Project Lightning reached financial close on 23 September 2022 led by ADNOC and TAQA (each with 30%); KEPCO, Kyushu Electric Power, Kyuden International Corporation and EDF (10% each).

The debt package amounted to $3.1 billion and the largest tranche was the export credit facility arranged by JBIC and Export-Import Bank of Korea at $2.3 billion. The $800 million term loan was split among SMBC, BNP Paribas, MUFG and Standard Chartered Bank.

It involves the development of a high voltage direct current (HVDC) subsea transmission system in the United Arab Emirates issued by Abu Dhabi National Oil Company (ADNOC) and Abu Dhabi National Energy Company PJSC.

The project will develop and operate 2 separate HVDC systems where ADNOC operates substantial oil and gas production facilities.

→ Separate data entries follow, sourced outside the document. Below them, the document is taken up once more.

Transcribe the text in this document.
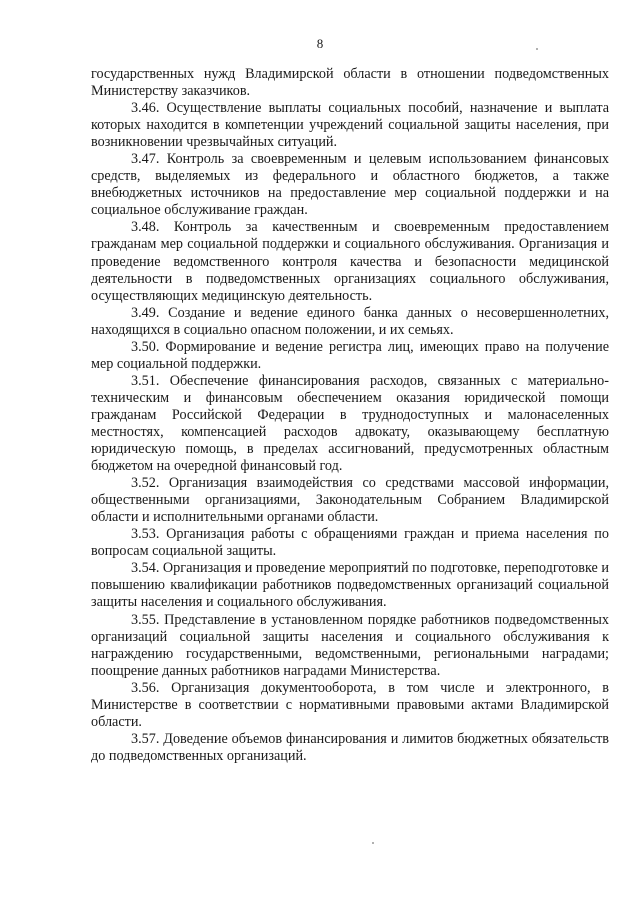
8

государственных нужд Владимирской области в отношении подведомственных Министерству заказчиков.

3.46. Осуществление выплаты социальных пособий, назначение и выплата которых находится в компетенции учреждений социальной защиты населения, при возникновении чрезвычайных ситуаций.

3.47. Контроль за своевременным и целевым использованием финансовых средств, выделяемых из федерального и областного бюджетов, а также внебюджетных источников на предоставление мер социальной поддержки и на социальное обслуживание граждан.

3.48. Контроль за качественным и своевременным предоставлением гражданам мер социальной поддержки и социального обслуживания. Организация и проведение ведомственного контроля качества и безопасности медицинской деятельности в подведомственных организациях социального обслуживания, осуществляющих медицинскую деятельность.

3.49. Создание и ведение единого банка данных о несовершеннолетних, находящихся в социально опасном положении, и их семьях.

3.50. Формирование и ведение регистра лиц, имеющих право на получение мер социальной поддержки.

3.51. Обеспечение финансирования расходов, связанных с материально-техническим и финансовым обеспечением оказания юридической помощи гражданам Российской Федерации в труднодоступных и малонаселенных местностях, компенсацией расходов адвокату, оказывающему бесплатную юридическую помощь, в пределах ассигнований, предусмотренных областным бюджетом на очередной финансовый год.

3.52. Организация взаимодействия со средствами массовой информации, общественными организациями, Законодательным Собранием Владимирской области и исполнительными органами области.

3.53. Организация работы с обращениями граждан и приема населения по вопросам социальной защиты.

3.54. Организация и проведение мероприятий по подготовке, переподготовке и повышению квалификации работников подведомственных организаций социальной защиты населения и социального обслуживания.

3.55. Представление в установленном порядке работников подведомственных организаций социальной защиты населения и социального обслуживания к награждению государственными, ведомственными, региональными наградами; поощрение данных работников наградами Министерства.

3.56. Организация документооборота, в том числе и электронного, в Министерстве в соответствии с нормативными правовыми актами Владимирской области.

3.57. Доведение объемов финансирования и лимитов бюджетных обязательств до подведомственных организаций.
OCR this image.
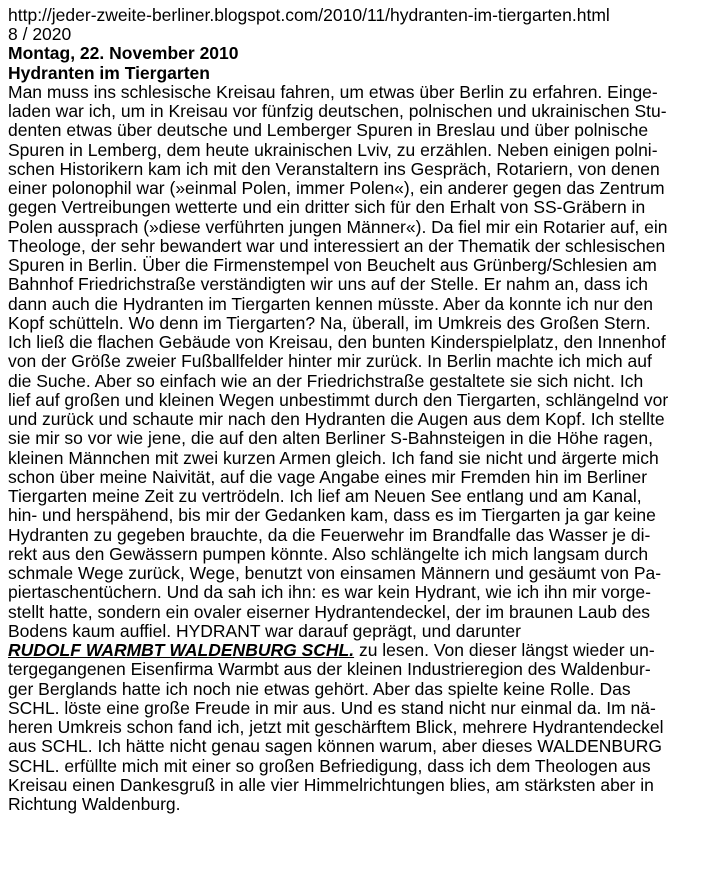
http://jeder-zweite-berliner.blogspot.com/2010/11/hydranten-im-tiergarten.html
8 / 2020
Montag, 22. November 2010
Hydranten im Tiergarten
Man muss ins schlesische Kreisau fahren, um etwas über Berlin zu erfahren. Einge-
laden war ich, um in Kreisau vor fünfzig deutschen, polnischen und ukrainischen Stu-
denten etwas über deutsche und Lemberger Spuren in Breslau und über polnische
Spuren in Lemberg, dem heute ukrainischen Lviv, zu erzählen. Neben einigen polni-
schen Historikern kam ich mit den Veranstaltern ins Gespräch, Rotariern, von denen
einer polonophil war (»einmal Polen, immer Polen«), ein anderer gegen das Zentrum
gegen Vertreibungen wetterte und ein dritter sich für den Erhalt von SS-Gräbern in
Polen aussprach (»diese verführten jungen Männer«). Da fiel mir ein Rotarier auf, ein
Theologe, der sehr bewandert war und interessiert an der Thematik der schlesischen
Spuren in Berlin. Über die Firmenstempel von Beuchelt aus Grünberg/Schlesien am
Bahnhof Friedrichstraße verständigten wir uns auf der Stelle. Er nahm an, dass ich
dann auch die Hydranten im Tiergarten kennen müsste. Aber da konnte ich nur den
Kopf schütteln. Wo denn im Tiergarten? Na, überall, im Umkreis des Großen Stern.
Ich ließ die flachen Gebäude von Kreisau, den bunten Kinderspielplatz, den Innenhof
von der Größe zweier Fußballfelder hinter mir zurück. In Berlin machte ich mich auf
die Suche. Aber so einfach wie an der Friedrichstraße gestaltete sie sich nicht. Ich
lief auf großen und kleinen Wegen unbestimmt durch den Tiergarten, schlängelnd vor
und zurück und schaute mir nach den Hydranten die Augen aus dem Kopf. Ich stellte
sie mir so vor wie jene, die auf den alten Berliner S-Bahnsteigen in die Höhe ragen,
kleinen Männchen mit zwei kurzen Armen gleich. Ich fand sie nicht und ärgerte mich
schon über meine Naivität, auf die vage Angabe eines mir Fremden hin im Berliner
Tiergarten meine Zeit zu vertrödeln. Ich lief am Neuen See entlang und am Kanal,
hin- und herspähend, bis mir der Gedanken kam, dass es im Tiergarten ja gar keine
Hydranten zu gegeben brauchte, da die Feuerwehr im Brandfalle das Wasser je di-
rekt aus den Gewässern pumpen könnte. Also schlängelte ich mich langsam durch
schmale Wege zurück, Wege, benutzt von einsamen Männern und gesäumt von Pa-
piertaschentüchern. Und da sah ich ihn: es war kein Hydrant, wie ich ihn mir vorge-
stellt hatte, sondern ein ovaler eiserner Hydrantendeckel, der im braunen Laub des
Bodens kaum auffiel. HYDRANT war darauf geprägt, und darunter
RUDOLF WARMBT WALDENBURG SCHL. zu lesen. Von dieser längst wieder un-
tergegangenen Eisenfirma Warmbt aus der kleinen Industrieregion des Waldenbur-
ger Berglands hatte ich noch nie etwas gehört. Aber das spielte keine Rolle. Das
SCHL. löste eine große Freude in mir aus. Und es stand nicht nur einmal da. Im nä-
heren Umkreis schon fand ich, jetzt mit geschärftem Blick, mehrere Hydrantendeckel
aus SCHL. Ich hätte nicht genau sagen können warum, aber dieses WALDENBURG
SCHL. erfüllte mich mit einer so großen Befriedigung, dass ich dem Theologen aus
Kreisau einen Dankesgruß in alle vier Himmelrichtungen blies, am stärksten aber in
Richtung Waldenburg.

ADNOC currently generates electricity for these operations through gas-powered turbines which are nearing the end of their design life. Additionally, as the company further develops its offshore O&G reservoirs, it will require significantly more capacity.

The HVDC systems will not only be a more reliable, efficient and cost-effective source of electricity, but they will also reduce the carbon footprint of ADNOC’s offshore production facilities by a significant proportion.

By decreasing the inefficient use of gas, ADNOC will also be able to divert gas to overseas markets.

The project is being delivered on a build, own, operate, transfer (BOOT) basis by the consortium’s project company and is expected to be commercially operable by 2025.

It will power ADNOC's offshore O&G production facilities with cleaner and more efficient energy sources from the mainland delivered through the TAQA grid for a span of 35 years.

By transmitting and using the clean energy that is being developed in the UAE from the mainland, it will be possible to significantly reduce the CO2 emission in the offshore O&G production, in accordance with the UAE’s Net Zero by 2050 Strategic Initiative.